The creatures were strapped to the walls with tendril-like harnesses, rather like the inside of a leviathan. Jack quickly pushed the thought out of his head before anything approaching sympathy occurred to him.

They moved through the crashed vehicle row by row, finishing each occupant with a single round to the head. It was mechanical work, and they did it quickly and without passion.

"Take a look at this," Albright said from the front of the cabin.

Jack strode over to meet her, and found her standing before a creature they hadn't seen before. Its body was thin and spindly as if it had no skeleton, and the flesh was shiny and off-white like uncooked scallop meat. It had six tendrils, a finned tail, and a bulbous head with a thin mouth and a glowing, blue-green eye.

It sat in some kind of cradle with its arms hooked into fleshy cavities, alive but badly wounded, and mewling in pain.

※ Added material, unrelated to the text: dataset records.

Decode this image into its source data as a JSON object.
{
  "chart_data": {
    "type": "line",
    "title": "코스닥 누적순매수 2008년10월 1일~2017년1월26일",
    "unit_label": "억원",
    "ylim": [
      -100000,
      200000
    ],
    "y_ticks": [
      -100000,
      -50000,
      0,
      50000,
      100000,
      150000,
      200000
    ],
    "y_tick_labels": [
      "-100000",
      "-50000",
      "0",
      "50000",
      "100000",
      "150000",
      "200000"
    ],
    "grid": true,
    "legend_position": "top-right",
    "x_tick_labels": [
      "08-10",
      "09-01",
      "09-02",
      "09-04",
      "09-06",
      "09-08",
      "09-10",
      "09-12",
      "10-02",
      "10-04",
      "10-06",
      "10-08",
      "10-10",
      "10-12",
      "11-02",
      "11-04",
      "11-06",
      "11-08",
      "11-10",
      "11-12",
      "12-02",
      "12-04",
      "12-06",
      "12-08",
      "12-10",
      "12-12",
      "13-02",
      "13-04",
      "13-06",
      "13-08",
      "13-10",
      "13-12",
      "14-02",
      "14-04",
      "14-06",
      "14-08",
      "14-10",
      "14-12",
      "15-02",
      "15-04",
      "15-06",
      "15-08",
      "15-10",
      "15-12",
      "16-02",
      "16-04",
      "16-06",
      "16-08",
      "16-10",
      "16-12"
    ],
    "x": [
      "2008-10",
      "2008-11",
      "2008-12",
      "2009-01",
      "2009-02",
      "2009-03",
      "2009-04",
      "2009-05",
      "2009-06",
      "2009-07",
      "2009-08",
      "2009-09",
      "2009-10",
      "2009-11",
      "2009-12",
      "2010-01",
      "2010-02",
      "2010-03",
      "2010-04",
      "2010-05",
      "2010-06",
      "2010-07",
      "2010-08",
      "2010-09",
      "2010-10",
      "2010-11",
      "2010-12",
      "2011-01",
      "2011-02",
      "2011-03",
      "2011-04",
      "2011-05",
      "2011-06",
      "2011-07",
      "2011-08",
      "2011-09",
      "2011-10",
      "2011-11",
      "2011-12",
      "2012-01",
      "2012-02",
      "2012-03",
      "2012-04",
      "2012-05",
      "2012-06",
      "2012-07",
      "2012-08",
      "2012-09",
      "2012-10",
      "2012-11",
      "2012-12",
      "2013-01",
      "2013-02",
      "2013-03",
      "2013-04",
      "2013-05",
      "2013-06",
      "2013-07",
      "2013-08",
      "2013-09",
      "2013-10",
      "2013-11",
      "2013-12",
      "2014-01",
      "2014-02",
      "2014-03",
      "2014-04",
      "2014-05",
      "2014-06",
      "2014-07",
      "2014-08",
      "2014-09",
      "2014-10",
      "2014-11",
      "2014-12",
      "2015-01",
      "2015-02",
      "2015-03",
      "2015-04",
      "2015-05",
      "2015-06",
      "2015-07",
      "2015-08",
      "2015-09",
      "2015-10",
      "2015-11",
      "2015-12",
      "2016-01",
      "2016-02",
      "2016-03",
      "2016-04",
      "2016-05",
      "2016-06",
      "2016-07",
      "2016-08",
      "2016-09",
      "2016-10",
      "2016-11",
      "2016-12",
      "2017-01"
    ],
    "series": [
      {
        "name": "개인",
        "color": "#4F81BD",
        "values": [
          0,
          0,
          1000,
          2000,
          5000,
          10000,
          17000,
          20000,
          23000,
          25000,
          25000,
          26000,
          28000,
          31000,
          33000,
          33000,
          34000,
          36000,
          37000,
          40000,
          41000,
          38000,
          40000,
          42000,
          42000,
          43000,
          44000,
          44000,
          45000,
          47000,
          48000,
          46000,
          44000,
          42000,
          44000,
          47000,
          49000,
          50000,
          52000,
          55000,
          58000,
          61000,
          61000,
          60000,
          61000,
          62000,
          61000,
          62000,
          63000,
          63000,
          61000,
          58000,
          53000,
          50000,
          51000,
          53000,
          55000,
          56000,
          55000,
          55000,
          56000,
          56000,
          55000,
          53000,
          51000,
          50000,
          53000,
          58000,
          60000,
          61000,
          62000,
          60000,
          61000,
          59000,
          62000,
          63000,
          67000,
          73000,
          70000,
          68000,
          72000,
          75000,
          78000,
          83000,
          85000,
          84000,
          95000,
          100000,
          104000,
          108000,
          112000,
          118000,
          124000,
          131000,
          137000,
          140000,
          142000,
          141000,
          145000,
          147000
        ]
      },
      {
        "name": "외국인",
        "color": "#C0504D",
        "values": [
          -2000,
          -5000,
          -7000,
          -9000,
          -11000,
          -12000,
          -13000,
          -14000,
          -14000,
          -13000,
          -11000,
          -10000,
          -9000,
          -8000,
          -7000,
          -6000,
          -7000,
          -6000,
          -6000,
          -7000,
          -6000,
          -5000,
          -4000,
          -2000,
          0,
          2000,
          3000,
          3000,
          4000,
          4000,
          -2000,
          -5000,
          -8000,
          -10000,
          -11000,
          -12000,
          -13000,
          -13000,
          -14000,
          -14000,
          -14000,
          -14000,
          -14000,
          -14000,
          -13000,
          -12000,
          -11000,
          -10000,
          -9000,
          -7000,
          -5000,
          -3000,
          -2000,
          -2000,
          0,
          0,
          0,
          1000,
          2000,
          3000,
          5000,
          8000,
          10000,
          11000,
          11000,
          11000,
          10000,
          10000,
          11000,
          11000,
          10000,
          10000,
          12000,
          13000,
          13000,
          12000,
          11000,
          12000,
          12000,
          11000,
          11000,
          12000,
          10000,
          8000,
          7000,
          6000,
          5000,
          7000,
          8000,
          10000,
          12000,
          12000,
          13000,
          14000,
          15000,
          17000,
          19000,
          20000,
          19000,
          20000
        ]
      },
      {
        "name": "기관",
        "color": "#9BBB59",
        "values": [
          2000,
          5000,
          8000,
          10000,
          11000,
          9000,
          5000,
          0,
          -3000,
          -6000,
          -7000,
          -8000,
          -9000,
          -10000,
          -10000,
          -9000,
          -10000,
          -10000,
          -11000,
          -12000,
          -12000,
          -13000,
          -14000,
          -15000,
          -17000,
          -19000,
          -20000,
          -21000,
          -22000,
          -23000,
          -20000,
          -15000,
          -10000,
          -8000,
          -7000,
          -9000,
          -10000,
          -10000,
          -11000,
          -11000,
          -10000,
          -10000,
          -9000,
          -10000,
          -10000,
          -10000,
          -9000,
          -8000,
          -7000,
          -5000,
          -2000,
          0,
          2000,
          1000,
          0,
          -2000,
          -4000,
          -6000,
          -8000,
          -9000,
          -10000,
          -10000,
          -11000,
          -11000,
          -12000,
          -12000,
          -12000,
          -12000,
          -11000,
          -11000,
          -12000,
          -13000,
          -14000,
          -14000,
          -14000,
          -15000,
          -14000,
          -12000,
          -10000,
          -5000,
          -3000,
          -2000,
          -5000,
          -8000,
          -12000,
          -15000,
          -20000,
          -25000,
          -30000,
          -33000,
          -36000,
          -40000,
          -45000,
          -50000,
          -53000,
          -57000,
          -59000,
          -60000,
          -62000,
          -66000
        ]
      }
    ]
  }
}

"Must be the pilot," Albright said.

Jack nodded. He thought back to the first village back in China, and remembered the floating, six armed creature that directed the operations there. Its shape was right, but all of the details were different. "Sounds about right," he said. "I think they wear some kind of armor when they go outside."

The thing was twitching uncontrollably, and whenever it jerked, the ruined walker quaked. It looked up at Jack with pleading in its giant eye, and it whimpered.

Jack had his forty-five in hand the whole time. He raised the weapon to the creature's head and pulled the trigger, splashing grey and green on the wall behind. The creature went silent.

Albright grimaced. "You're a cold son of a bitch, Jack."

"You should talk," he replied. "Take this one too, if you can get it out in one piece."

"Yes, sir."

Jack heard the rumble of their troop transport outside; that meant the forward team had packed up faster than expected. Good news, because they needed to get out before the next walker arrived.

In silence, Jack and his team carried the alien corpses out, loaded them into their transport, and left for Al Saif. They left the broken walker out in the open where it would be found in the next half-hour, and Jack hoped the message came through clear.